# «Die Welle»: Das gefährliche Experiment mit Verführbarkeit und Macht



## Tokko (13 März 2008)

*«Die Welle»: Das gefährliche Experiment mit Verführbarkeit und Macht *




​  07.03.2008 14:47
*München - Bei dem Thema Nationalsozialismus winken viele Menschen in Deutschland inzwischen ab. Zu häufig sei dieses Thema in der Schule und in der Öffentlichkeit durchgekaut worden - vom «Tagebuch der Anne Frank» über «Als Hitler das rosa Kaninchen stahl» bis hin zum Film «Schindlers Liste». *




Rainer Wenger (Jürgen Vogel) vor seinen Schülern.​ Das Aufkeimen des Rechtsextremismus im Lande halten sie für ein Problem der Anderen. Sie sehen sich immun gegen die Gefahr, einem totalitären System zu verfallen. Dass dieser Eindruck täuscht und aufgeklärte Menschen auch heute noch in den Sog der Masse geraten können, versucht der Regisseur Dennis Gansel in seinem neuen Film «Die Welle» zu beweisen. Der Streifen mit Max Riemelt («Napola»), Jürgen Vogel («Keinohrhasen») und Christiane Paul («Vorne ist verdammt weit weg») kommt am 13. März ins Kino.

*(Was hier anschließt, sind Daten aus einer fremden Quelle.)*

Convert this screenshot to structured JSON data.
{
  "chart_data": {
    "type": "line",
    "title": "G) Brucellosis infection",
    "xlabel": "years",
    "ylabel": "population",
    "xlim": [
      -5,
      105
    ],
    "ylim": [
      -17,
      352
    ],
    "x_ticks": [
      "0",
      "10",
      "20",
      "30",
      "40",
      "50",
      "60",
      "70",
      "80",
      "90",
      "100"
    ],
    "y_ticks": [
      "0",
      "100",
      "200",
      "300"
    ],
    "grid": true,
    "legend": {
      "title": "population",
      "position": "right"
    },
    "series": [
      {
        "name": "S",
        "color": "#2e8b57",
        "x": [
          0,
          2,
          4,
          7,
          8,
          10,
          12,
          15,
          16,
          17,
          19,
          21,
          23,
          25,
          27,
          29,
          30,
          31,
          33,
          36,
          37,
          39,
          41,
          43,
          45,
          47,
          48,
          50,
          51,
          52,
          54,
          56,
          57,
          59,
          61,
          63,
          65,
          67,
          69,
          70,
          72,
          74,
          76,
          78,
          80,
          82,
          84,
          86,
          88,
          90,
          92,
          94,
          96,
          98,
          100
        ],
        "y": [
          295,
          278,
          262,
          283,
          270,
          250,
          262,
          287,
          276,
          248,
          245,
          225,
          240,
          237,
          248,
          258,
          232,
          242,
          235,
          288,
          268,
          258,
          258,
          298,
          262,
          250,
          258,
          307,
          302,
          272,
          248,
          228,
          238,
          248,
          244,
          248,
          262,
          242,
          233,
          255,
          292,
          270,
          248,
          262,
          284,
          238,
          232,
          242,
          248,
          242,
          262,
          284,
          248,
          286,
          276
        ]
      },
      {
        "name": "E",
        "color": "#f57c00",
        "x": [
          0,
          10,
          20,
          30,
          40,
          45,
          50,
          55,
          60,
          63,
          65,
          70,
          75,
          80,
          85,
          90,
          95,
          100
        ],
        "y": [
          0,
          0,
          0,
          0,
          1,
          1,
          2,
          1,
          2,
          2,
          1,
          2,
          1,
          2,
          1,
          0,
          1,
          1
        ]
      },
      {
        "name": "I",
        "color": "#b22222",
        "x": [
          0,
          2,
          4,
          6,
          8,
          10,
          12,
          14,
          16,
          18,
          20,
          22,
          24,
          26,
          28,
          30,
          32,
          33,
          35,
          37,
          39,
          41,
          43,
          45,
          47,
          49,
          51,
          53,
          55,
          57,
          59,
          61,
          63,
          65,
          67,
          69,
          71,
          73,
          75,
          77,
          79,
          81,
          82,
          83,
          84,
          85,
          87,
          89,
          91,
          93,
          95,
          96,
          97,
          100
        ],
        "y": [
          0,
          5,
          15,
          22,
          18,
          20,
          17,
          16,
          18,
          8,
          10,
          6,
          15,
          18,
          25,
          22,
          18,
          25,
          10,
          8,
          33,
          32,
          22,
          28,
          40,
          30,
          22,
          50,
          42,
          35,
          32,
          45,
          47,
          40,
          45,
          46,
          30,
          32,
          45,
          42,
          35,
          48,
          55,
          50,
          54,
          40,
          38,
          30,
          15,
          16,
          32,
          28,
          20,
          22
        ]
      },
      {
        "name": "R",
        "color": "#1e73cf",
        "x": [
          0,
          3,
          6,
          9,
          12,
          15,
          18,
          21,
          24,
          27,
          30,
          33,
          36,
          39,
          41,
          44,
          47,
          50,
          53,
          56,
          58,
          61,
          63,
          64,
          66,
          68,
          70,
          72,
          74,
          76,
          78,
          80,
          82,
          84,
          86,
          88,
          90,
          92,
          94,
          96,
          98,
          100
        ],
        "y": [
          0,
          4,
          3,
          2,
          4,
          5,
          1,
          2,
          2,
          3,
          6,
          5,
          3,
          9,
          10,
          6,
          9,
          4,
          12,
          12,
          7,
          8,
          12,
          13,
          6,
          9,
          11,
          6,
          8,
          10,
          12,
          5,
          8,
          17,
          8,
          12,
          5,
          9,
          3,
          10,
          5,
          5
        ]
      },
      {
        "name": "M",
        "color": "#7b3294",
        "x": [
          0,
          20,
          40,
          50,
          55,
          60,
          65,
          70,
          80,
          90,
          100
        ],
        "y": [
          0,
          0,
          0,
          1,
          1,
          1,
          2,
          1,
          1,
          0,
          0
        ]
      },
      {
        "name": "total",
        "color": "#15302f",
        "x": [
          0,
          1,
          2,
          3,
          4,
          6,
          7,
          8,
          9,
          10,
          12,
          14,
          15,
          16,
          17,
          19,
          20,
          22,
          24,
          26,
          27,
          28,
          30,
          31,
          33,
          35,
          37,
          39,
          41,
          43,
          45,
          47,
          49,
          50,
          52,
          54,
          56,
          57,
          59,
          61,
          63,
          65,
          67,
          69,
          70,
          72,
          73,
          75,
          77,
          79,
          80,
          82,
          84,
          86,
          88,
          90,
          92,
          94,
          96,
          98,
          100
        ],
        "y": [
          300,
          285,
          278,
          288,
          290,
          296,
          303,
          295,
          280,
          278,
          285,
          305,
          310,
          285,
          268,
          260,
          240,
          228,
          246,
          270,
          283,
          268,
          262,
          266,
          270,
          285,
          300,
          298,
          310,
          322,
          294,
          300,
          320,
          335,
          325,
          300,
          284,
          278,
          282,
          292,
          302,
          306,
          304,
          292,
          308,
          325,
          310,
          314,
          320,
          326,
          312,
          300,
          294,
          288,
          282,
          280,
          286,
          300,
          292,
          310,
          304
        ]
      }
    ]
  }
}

Als der Gymnasiallehrer Rainer Wenger (Vogel) bei einer Projektwoche das Thema Faschismus anspricht, geht ein Stöhnen durch die Klasse. «Ihr seid also der Meinung, dass 'ne Diktatur heute in Deutschland nicht mehr möglich wäre?» empört sich Wenger und beschließt, die wohlbehüteten Mittelstandskinder vom Gegenteil zu überzeugen. «Macht durch Disziplin», «Macht durch Gemeinschaft» und «Macht durch Handeln» lautet fortan sein Credo - und es funktioniert. Angespornt von dem Gemeinschaftsgefühl ordnen sich die Schüler begeistert unter. Sie nennen sich «Die Welle», tragen weiße Hemden und haben sogar einen eigenen Gruß. Wer nicht mitmacht, wird ausgeschlossen. Nur wenige Jugendliche wie Karo (Jennifer Ulrich) sehen eine Gefahr und haben den Mut, sich dagegen aufzulehnen. Als bei einem Wasserballturnier Gewalt ausbricht, stellt auch Wenger schockiert fest, dass sein Versuch außer Kontrolle geraten ist.
Vogel gefiel die Geschichte, in der er ein cooler Lehrer mit Lederjacke, Hausboot und Hausbesetzer-Vergangenheit ist. «Der Film zeigt ein erschütterndes Bild über die Eltern und die Gesellschaft, die sich überhaupt nicht für die Jugendlichen interessieren», sagt er. «Sie werden diskutiert anhand von Ausbildungsplätzen und Jugendgewalt, das ist die einzige Kommunikation, in der Jugend eine Rolle spielt, aber es geht nicht um den Wert, den sie menschlich haben.» Dies sei gefährlich, glaubt Vogel, da so ein Vakuum entstehe, das sehr leicht missbraucht werden könne.
Der Film beruht auf wahren Tatsachen, die Morton Rhue in seinem Jugendbuchklassiker «Die Welle» von 1981 aufgreift. Ron Jones hatte das Experiment 1967 mit einer Klasse in Kalifornien erprobt. «Es startete mit 30 Schülern und innerhalb einer Woche waren es 300, die Erkennungs-Armbänder trugen und die Schule übernehmen wollten», berichtet Jones. Nach einer Schlägerei musste er abbrechen.
Gansel hat sich bereits in dem Film «Napola» über einen Eliteschüler der Nazis mit Machtmissbrauch und Verführung auseinandergesetzt. In seinem neuen Film geht er einen Schritt weiter: «Das ist genauso unser Ausgangspunkt: dass wir uns so sicher sind, dass das in Deutschland nicht möglich wäre - gerade weil wir soviel über Faschismus und Drittes Reich wissen, das wir uns davor gefeit fühlen», sagt er. «Gerade die Leute, die sich extrem davor gefeit fühlen, merken, dass so einer Bewegung und so eine Autorität auch ein gewisses Charisma hat und dass dieser Macht eine gewisse Erotik innewohnt. Das ist auch das Gefährliche daran.»
Doch anders als in «Napola» gelingt es Gansel in seinem neuen Werk nicht, den Sog der Verführung durchgängig glaubwürdig zu vermitteln. Wenn Vogel als Lehrer seine Schüler auf den Versuch einschwört, bleibt die Stimmung im Klassenzimmer steif. Viele Dialoge wirken einstudiert und manchmal sogar oberlehrerhaft. Was die Schüler an der Welle fasziniert, bleibt im Dunkeln. Erst gegen Ende gewinnt die Handlung an Fahrt - wenn sich «Die Welle» verselbständigt und die Schüler ihren Gefühlen freien Lauf lassen.

www.welle.film.de​​​​


----------



## m1chael (28 März 2008)

Wie sehr habe ich das Thema in der Schule verflucht: haben das Buch gelesen und ein halbes Jahr wurde über nichts anderes mehr gelernt, x-Tausend Themen bei den Schularbeiten nur über "die Welle" aber ein anundfürsich interessantes Buch. Der Film ist sicher auch gut geworden ...


----------



## Punisher (14 Mai 2010)

Der Film ist Spitze


----------